U.S. hospitals face injected painkiller shortage
Trenton, N.J. – There is another opioid crisis happening in the U.S., and it has nothing to do with the overdose epidemic: Hospitals are frequently running out of widely used injected painkillers.
Manufacturing shortages are forcing many doctors and pharmacists to sometimes ration injected opioids, reserving them for the patients suffering most. Other patients get slower-acting or less effective pain pills, alternatives with more side effects or even sedation.
Medical groups are urging regulators to help, saying some people having surgery, fighting cancer or suffering with severe burns are getting inadequate pain control. They also say shortages frequently cause medication switches that could lead to deadly mistakes.
Earlier this month, the American Medical Association declared drug shortages a public health crisis, saying it will urge federal agencies to examine the problem as a national security threat and perhaps designate medicine factories as critical infrastructure.
Injected opioid shortages have happened before, in 2001 and 2010, but they weren’t as acute and long-lived, experts say. This one started almost a year ago and is expected to last into next year.
“It’s definitely the most severe I’ve seen in tracking drug shortages for 17 years,” says Erin Fox, a University of Utah Hospitals pharmacist. She tracks national medicine shortages and recalls two patients dying due to medication errors during the 2010 shortage.
Such shortages steal time from patient care, increase hospitals’ costs and affect just about every department, including operating rooms, emergency departments and cancer clinics. Doctors occasionally find opioids missing from emergency carts and surgery supply trays, “borrowed” by colleagues needing them for other patients.
The shortages started hitting hospitals last summer, after the Food and Drug Administration found sterility and other serious problems at a Pfizer factory in Kansas. The company, which makes 60 percent of the country’s injected opioids, had to slash production to fix the problems.
By January, shortages were so bad hospitals started creating teams to manage their supplies, said Michael Ganio, director of pharmacy practice at the 45,000-member American Society of Health-System Pharmacists.
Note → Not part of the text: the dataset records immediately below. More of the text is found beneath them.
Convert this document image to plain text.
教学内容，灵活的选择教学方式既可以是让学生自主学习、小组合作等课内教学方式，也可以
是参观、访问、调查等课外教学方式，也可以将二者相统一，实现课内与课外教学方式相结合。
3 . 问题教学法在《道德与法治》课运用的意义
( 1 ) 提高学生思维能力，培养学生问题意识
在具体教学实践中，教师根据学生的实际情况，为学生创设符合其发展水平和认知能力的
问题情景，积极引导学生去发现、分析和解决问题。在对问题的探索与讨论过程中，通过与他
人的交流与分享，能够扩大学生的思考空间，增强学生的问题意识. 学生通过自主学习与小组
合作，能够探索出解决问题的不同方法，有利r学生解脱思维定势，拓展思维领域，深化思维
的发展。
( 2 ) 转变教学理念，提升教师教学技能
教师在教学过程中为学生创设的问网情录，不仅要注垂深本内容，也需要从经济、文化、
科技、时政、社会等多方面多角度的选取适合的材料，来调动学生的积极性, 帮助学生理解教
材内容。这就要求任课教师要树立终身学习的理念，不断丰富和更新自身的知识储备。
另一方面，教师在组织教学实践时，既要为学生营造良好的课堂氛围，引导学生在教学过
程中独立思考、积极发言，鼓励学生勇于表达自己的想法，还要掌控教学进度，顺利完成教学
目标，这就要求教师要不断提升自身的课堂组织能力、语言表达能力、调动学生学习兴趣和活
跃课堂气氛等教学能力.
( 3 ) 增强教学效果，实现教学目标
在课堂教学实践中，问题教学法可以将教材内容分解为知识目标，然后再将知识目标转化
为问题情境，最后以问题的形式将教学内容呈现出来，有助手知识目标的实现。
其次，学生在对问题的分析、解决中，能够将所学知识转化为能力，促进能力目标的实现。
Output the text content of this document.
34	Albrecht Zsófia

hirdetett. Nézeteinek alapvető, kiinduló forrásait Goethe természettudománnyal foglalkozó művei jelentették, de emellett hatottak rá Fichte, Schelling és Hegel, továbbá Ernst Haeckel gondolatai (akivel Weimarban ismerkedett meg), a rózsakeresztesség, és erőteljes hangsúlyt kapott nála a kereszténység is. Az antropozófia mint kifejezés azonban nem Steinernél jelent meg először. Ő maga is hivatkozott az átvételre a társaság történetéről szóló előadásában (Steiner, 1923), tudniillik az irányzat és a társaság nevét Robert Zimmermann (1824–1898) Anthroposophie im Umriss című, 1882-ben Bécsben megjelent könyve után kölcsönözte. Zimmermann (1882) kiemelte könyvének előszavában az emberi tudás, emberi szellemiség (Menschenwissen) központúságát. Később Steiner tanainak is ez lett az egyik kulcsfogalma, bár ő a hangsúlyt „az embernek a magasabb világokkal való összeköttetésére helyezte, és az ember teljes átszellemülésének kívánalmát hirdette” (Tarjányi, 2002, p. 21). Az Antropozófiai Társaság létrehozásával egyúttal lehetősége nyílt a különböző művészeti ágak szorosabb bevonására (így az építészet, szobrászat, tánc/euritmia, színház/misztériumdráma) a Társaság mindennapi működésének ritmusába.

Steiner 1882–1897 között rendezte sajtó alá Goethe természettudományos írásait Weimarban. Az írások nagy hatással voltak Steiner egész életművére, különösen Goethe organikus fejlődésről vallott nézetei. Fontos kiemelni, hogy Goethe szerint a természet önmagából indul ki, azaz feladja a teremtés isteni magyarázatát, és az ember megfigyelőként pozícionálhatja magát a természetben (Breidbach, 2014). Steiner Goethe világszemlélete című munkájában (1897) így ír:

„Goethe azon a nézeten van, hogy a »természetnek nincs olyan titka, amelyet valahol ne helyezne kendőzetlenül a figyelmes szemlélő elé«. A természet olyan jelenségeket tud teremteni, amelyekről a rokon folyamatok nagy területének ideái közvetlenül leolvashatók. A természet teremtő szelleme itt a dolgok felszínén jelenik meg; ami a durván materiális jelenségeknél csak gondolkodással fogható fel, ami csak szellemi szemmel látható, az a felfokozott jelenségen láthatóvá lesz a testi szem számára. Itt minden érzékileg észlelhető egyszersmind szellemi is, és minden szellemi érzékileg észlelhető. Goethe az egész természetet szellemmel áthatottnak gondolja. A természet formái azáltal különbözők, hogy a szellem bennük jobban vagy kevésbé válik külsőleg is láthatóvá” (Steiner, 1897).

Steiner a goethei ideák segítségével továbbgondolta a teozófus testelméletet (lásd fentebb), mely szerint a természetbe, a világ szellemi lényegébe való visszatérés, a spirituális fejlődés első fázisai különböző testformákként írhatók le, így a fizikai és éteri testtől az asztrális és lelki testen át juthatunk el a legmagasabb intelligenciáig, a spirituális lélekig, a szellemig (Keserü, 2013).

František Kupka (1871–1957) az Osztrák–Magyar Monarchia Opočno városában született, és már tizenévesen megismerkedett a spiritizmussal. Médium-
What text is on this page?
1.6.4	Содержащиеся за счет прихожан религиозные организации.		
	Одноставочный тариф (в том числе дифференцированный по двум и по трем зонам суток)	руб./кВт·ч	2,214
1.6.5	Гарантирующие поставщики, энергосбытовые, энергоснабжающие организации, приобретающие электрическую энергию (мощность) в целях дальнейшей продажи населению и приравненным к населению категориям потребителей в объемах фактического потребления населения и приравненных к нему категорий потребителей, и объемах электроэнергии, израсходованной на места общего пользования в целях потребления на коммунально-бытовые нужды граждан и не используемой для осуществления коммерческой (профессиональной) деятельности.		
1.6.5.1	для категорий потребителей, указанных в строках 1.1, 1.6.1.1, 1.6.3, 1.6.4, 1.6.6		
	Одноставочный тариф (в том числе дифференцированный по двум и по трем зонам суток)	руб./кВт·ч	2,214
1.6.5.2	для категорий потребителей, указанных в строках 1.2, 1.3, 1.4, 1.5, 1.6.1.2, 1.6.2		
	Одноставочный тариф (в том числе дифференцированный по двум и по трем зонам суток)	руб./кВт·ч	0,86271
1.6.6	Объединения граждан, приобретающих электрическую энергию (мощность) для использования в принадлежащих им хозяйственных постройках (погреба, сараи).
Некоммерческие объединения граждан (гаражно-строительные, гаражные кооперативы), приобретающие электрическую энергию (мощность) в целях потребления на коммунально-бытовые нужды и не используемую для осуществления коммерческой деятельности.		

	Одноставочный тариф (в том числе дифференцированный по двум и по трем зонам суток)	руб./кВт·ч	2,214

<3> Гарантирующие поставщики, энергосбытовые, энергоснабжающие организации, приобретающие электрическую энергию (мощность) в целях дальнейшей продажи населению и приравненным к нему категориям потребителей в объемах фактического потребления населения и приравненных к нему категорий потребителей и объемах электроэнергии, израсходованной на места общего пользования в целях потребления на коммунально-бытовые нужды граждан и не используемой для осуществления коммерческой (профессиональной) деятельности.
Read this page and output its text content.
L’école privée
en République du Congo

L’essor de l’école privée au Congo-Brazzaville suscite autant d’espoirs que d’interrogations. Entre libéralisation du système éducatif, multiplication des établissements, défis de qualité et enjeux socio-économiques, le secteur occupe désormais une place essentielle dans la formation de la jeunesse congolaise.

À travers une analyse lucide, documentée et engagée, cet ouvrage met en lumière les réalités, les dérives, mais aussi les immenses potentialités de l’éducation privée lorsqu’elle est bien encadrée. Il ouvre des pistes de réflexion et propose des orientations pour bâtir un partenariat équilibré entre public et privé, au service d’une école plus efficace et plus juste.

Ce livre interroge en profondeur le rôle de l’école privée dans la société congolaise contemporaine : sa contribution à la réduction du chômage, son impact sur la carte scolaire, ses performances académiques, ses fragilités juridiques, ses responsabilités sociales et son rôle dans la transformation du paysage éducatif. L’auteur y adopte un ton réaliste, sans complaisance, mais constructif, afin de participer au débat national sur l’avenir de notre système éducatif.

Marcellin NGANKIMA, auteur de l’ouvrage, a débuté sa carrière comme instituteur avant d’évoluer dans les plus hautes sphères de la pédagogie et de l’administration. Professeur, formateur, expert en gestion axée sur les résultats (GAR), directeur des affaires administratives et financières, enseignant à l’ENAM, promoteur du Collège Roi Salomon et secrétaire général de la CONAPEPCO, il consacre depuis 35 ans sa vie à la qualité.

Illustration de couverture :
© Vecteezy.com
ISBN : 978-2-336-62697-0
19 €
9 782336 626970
The group’s April survey of 343 hospital pharmacists found 98 percent had dealt with moderate or severe shortages of the key opioids for treating serious pain: morphine, fentanyl and hydromorphone, better known as Dilaudid. Many hospitals were completely out of at least one.
With the opioid shortages lingering, hospitals and medical groups have set guidelines for stretching supply.
Some worry such workarounds invite mistakes.
Michael Cohen, president of the Institute for Safe Medication Practices, an independent group that compiles voluntary error reports, says mix-ups also occur when nurses or pharmacists substitute unfamiliar painkillers or ones with different concentrations than normal.